From this it is clear that Christ does not wish the sword of the secular government to be used to root anything out of his kingdom, but wishes rather to do combat there solely by his word until the end of the world. As the prophet Isaiah proclaims and says, Christ will do battle “with the breath of his mouth and with the rod of his lips,”* not with the sword of secular government. Here it is clearly stated that Christ himself will fight, not the secular government for him, with the rod of his mouth and with the breath of his lips, not with the sword of secular government. The prophet Daniel agrees with this and says that Antichrist (that is, all that sets itself against Christian faith and doctrine) shall be destroyed “without hand.” [Dan. 8:25] Whoever, then, seeks by secular power to defend true faith and doctrine or to drive out false faith and doctrine does nothing else than despise and mock the entire New Testament and the prophets as well. And, contrary to what Isaiah and Daniel say—that Christ will do battle in his kingdom by the breath of his mouth and that Antichrist will be destroyed without [human] hand—he also falsely maintains that the breath of Christ’s mouth does not do it and that one must accomplish it with one’s hand.

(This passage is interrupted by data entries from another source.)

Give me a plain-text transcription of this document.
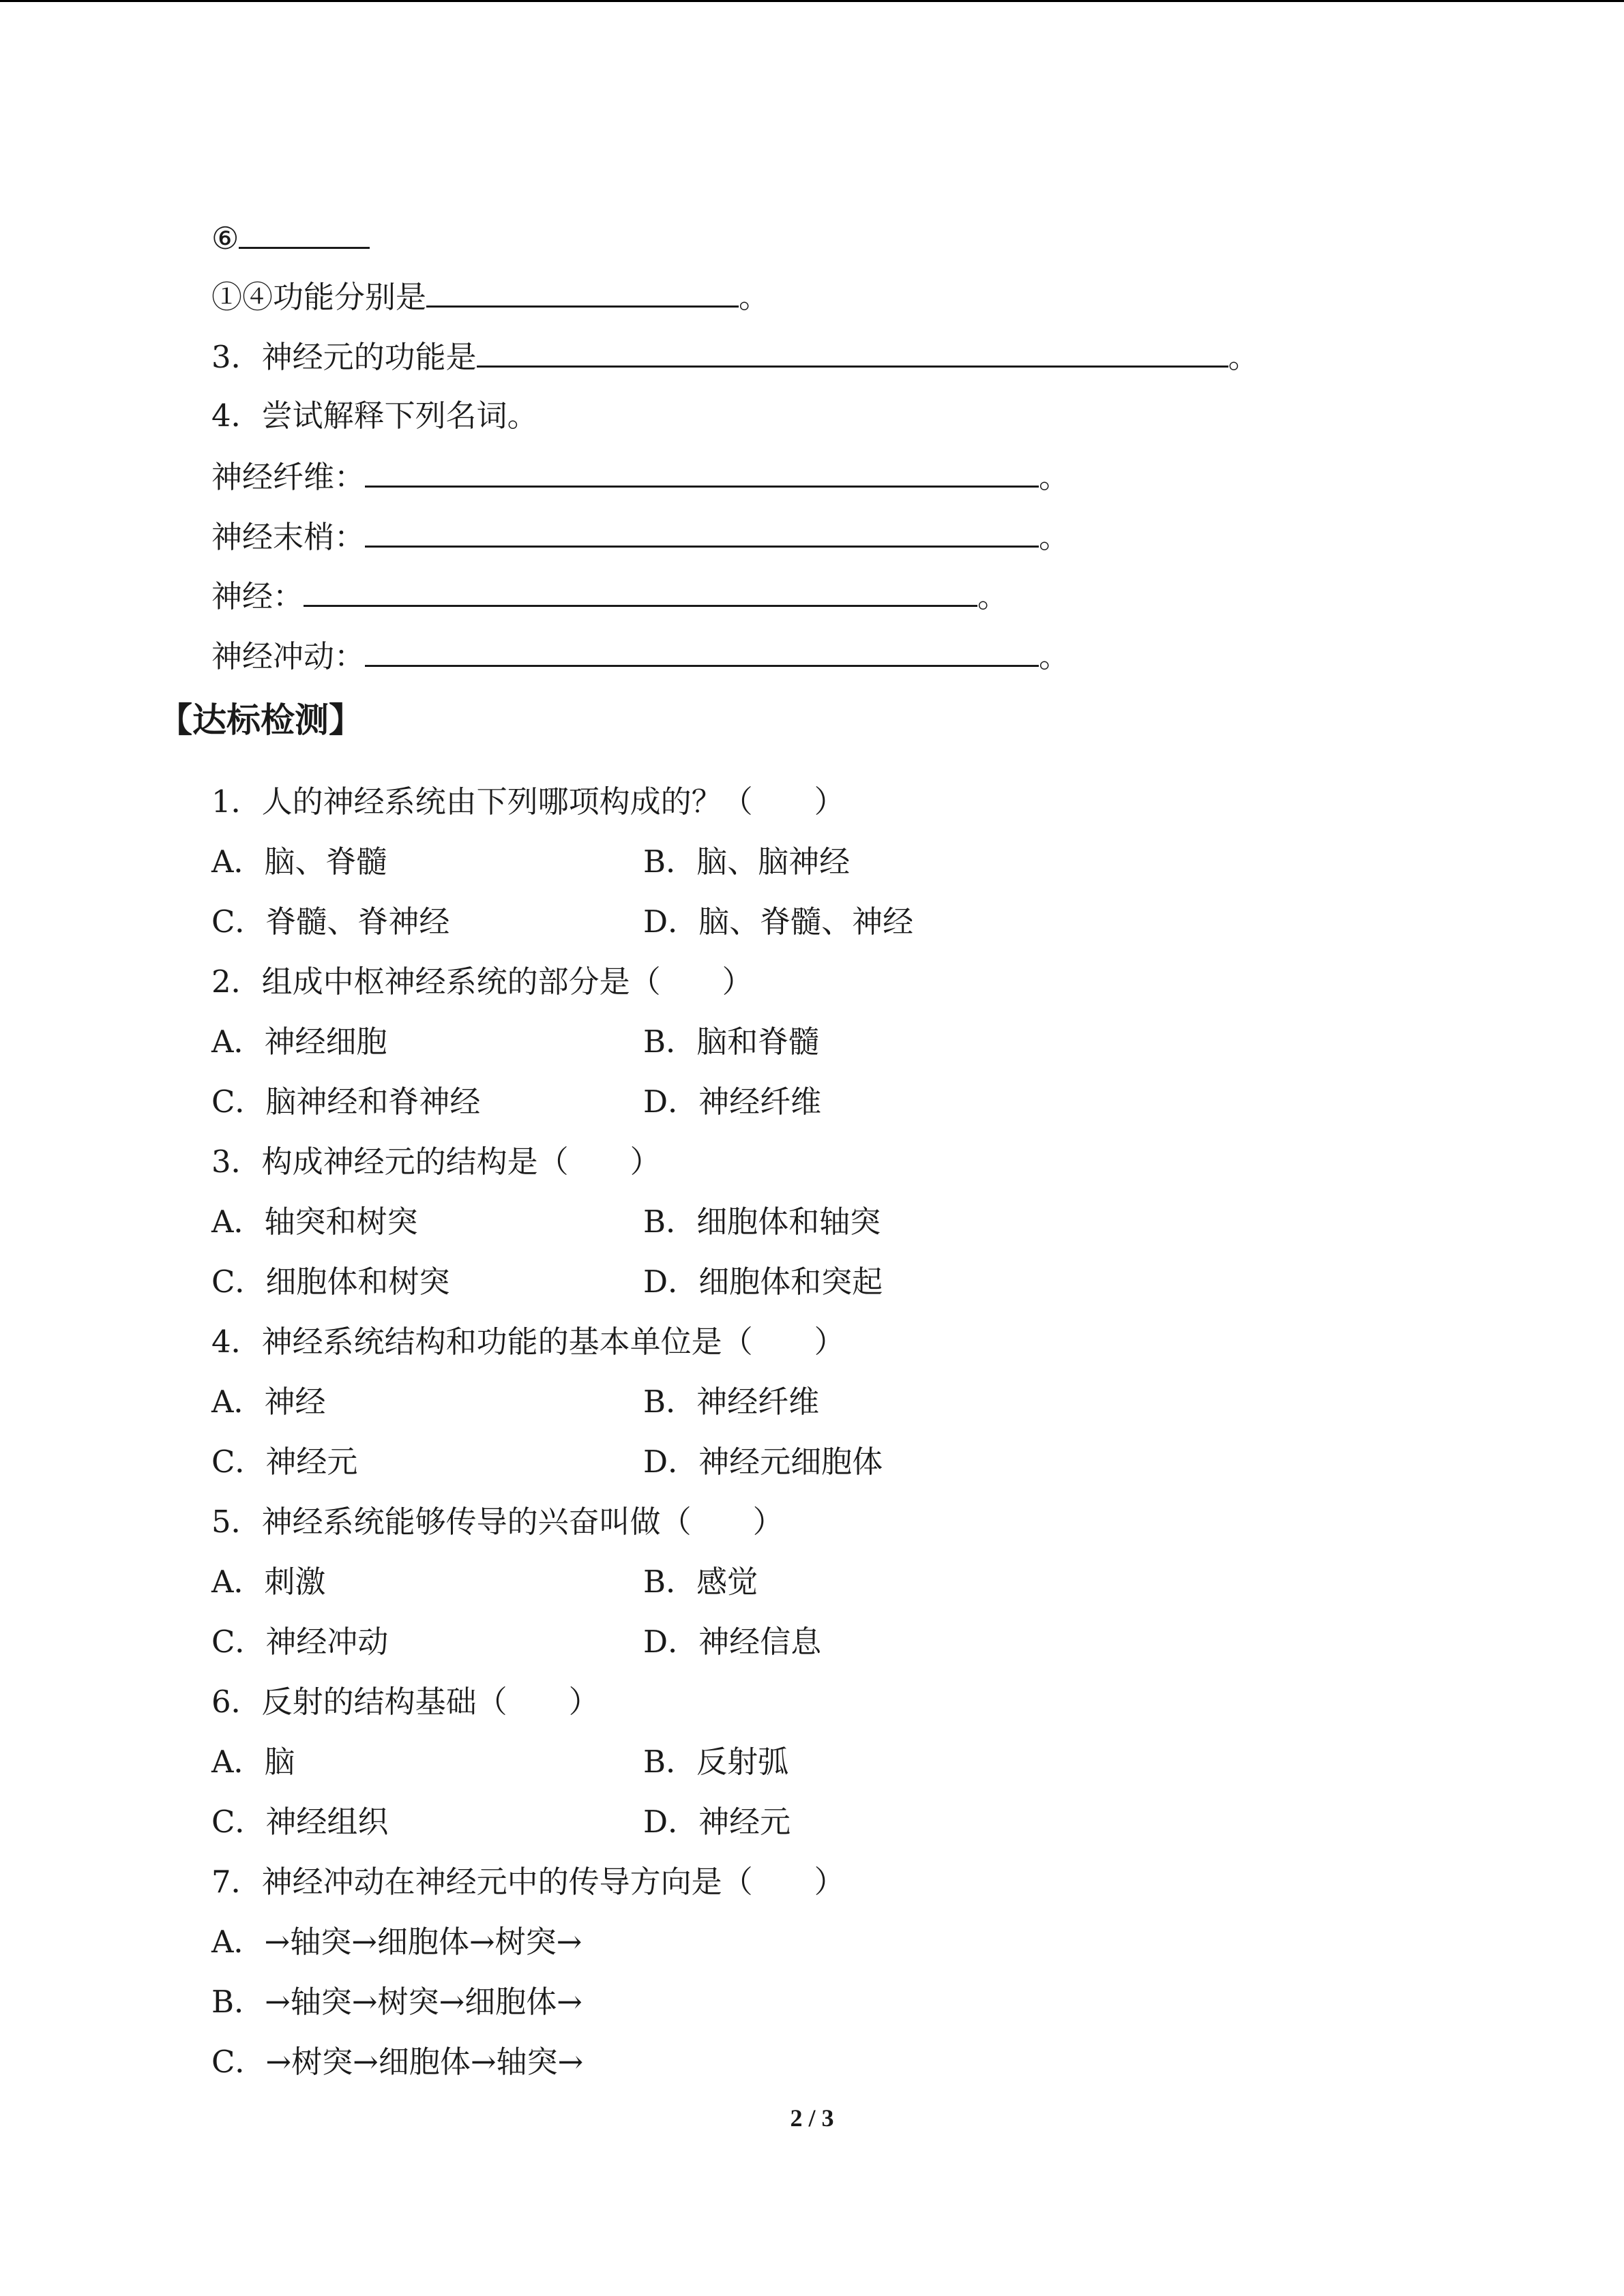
⑥
①④功能分别是	。
3．神经元的功能是	。
4．尝试解释下列名词。
神经纤维：	。
神经末梢：	。
神经：	。
神经冲动：	。
【达标检测】
1．人的神经系统由下列哪项构成的？（　　）
A．脑、脊髓	B．脑、脑神经
C．脊髓、脊神经	D．脑、脊髓、神经
2．组成中枢神经系统的部分是（　　）
A．神经细胞	B．脑和脊髓
C．脑神经和脊神经	D．神经纤维
3．构成神经元的结构是（　　）
A．轴突和树突	B．细胞体和轴突
C．细胞体和树突	D．细胞体和突起
4．神经系统结构和功能的基本单位是（　　）
A．神经	B．神经纤维
C．神经元	D．神经元细胞体
5．神经系统能够传导的兴奋叫做（　　）
A．刺激	B．感觉
C．神经冲动	D．神经信息
6．反射的结构基础（　　）
A．脑	B．反射弧
C．神经组织	D．神经元
7．神经冲动在神经元中的传导方向是（　　）
A．→轴突→细胞体→树突→
B．→轴突→树突→细胞体→
C．→树突→细胞体→轴突→
2 / 3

Furthermore, Christ and his apostles not only observe the order of his kingdom, they also leave the secular government completely unhindered in the possession of its kingdom. For when a man appealed to Christ to make his brother divide an inheritance with him, Christ refused in serious words saying: “Man, who made me a judge over you?” [Luke 12:14] And before Pilate he said: “My kingdom is not of this world.” [John 18:36] He also taught his disciples, saying: “The secular kings exercise lordship and the mighty are called gracious lords. But ye shall not be so!” etc. [Luke 22:25-26] From this one sees how God wishes to have the two kingdoms distinguished from one another. And since Christ remains in his kingdom and lets the secular kingdom go its own way, even though he is far mightier than all emperors and kings, it is all the more proper that the secular government should take care of its own kingdom and not attempt to govern that which belongs to Christ.
Therefore, the sum and substance of the whole matter is this, that a government that wishes to discharge its office and not claim more than has been entrusted to it should and must leave it entirely to Christ the king to determine and judge, by means of the sceptre of his divine word, whether any teaching about faith, how man may come to God and be saved, be true or false. Just as one clearly sees that in his kingdom Christ does both things, namely, teaches the true faith and condemns the false, pours the holy spirit into the heart and drives the devil out, doing both through his sceptre, the word, and calls on no secular authority to assist. Hence it is not proper for secular authority to do this. Rather it should use its sceptre or sword in the secular realm against external misdeeds, so that no one may be harmed in his body or goods. In such matters the secular sword is effective and God has established it for that reason. But the sword is of no use in forcing people to adhere to this or that faith. In the final analysis, whether you hang or drown them, the choice must still be left to those who do not want to go to heaven to go down to hell to the devil or his mother instead.
* Isa. 11:4, where the prophet actually says “with the rod of his mouth and with the breath of his lips.”